While the rest of us were enjoying the holiday weekend, the NHL was hard at work taking the next steps to a return to play and there is now a concrete step that would allow players to begin training again.

The NHL released a memo on Monday that detailed the steps of Phase 2 in a return to play. The 29-page memo states targeting an early-June date for a move to Phase 2. In Phase 2, teams will be allowed to open practice facilities and permit a maximum of six players at one time to engage in individual training. For NHL players specifically, this would include ice time. All ice time would feature players only with no coaches or other personnel allowed on the ice.

“Based on the current information available, we are now targeting a date in early June for a transition to Phase 2,” the memo stated. “However, it has not yet been determined when precisely Phase 2 will start or how long it may last. We are continuing to monitor developments in each of the Club’s markets, and may adjust the overall timing if appropriate, following discussion with all relevant parties.”

The memo also stated that participation in Phase 2 is strictly voluntary for players. NHL teams are not to require that players return home to allow for the quarantine period prior to the start of Phase 2.

During Phase 2, typical social distancing practices will be taken, including wearing face coverings when entering the facility, leaving the facility and inside where social distancing cannot be maintained. Face coverings are not required during exercise or while on the ice.

There were several other issues that were also addressed. For player travel, clubs should facilitate arrangements to enable players who are not in the home city to return. Last week, it was announced that the US-Canada border would remain closed for another month to non-essential travel, but an exception was made for professional athletes, so teams would be able to have all players return in due time at their own preference at this time.

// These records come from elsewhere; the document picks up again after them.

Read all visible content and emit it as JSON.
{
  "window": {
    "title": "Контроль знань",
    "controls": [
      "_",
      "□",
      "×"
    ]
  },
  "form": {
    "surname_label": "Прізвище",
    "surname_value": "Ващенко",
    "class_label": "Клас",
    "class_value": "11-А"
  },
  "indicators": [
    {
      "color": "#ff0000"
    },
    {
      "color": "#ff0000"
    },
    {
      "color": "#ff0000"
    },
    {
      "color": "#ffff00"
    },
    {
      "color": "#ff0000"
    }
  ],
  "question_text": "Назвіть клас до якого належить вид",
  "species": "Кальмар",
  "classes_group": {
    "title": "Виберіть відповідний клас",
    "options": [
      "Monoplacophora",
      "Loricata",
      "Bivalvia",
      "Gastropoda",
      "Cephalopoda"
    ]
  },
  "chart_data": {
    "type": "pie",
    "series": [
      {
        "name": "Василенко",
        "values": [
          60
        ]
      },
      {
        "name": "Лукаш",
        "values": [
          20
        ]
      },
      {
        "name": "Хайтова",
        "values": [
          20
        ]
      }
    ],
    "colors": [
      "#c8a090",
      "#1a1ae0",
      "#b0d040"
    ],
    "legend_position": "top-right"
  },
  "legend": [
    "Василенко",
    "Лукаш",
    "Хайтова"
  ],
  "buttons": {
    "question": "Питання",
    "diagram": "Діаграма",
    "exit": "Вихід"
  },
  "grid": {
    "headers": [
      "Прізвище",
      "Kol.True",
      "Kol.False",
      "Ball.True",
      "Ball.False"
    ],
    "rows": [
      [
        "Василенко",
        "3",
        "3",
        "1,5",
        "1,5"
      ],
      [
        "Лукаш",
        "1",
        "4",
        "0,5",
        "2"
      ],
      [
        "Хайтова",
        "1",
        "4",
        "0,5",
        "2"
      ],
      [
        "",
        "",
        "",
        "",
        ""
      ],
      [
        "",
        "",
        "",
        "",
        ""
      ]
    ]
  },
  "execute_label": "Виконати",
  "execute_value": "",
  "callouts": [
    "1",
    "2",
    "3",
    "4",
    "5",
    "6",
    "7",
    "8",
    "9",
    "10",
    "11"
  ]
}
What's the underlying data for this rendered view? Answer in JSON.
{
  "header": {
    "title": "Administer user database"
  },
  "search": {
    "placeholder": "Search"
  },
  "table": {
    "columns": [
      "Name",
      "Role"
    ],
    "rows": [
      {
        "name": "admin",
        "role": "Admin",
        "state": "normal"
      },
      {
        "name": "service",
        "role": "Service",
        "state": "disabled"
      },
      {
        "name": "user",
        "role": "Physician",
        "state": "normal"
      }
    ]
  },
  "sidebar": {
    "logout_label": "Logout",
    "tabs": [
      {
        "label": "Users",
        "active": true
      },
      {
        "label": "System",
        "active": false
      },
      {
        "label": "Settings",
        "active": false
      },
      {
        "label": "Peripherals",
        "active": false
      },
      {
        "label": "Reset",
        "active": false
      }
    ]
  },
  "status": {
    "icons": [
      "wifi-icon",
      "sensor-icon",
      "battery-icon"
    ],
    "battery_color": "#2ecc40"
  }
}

Another issue was testing. The memo states “as an over-riding principle, testing of asymptomatic Players and Club personnel must be done in the context of excess testing capacity, so as to not deprive health care workers, vulnerable populations and symptomatic individuals from necessary diagnostic tests.” Teams will consult with local health officials to determine and make arrangements for testing -- at least twice weekly and consistent with medically recommended intervals, the memo states -- and the league is exploring the possibility if league-wide testing can become available. If testing is not available, players must self-quarantine for 14 days in the home city or certify that they already have before entering the facility. Symptoms and temperature will be checked daily for all players and club personnel.

The list of permitted activities during Phase 2 include non-contact skating session, weight training without the need for a spotter, circuit based activities such as resistance training, cardio exercises and endurance training and rehab and treatment for players with on-going injuries. Ice time is to be divided equally among groups of players, though goaltenders can be provided with additional ice time. Coaches and hockey operations personnel will not be allowed on the ice, but will be permitted to observe the skating sessions.

The memo also provided notes on disinfecting and cleaning procedures as well as the social distancing protocol to be followed, specified by personnel.

Another interesting note in the memo was regarding players who were not able to return to their team’s facilities or if a team’s facilities are unable to open. Players would be permitted to train in other teams’ facilities.

This was especially interesting in the Flyers case on Monday when the memo was released. While it was known the players would be granted an exception to return from Canada or other countries, the state of New Jersey and Pennsylvania had not announced that professional athletes could return and train. On Tuesday morning, New Jersey governor Phil Murphy did announce that athletes could return to activity and train, opening the door for the Flyers to make use of their Voorhees practice facility when Phase 2 begins.

There are still a lot of details to be worked out by the NHL and NHLPA, and with no firm dates, there is no timeline on how close a return to play really is. But these latest developments at least are showing signs that the light is at the end of the tunnel and hockey could be returning soon enough.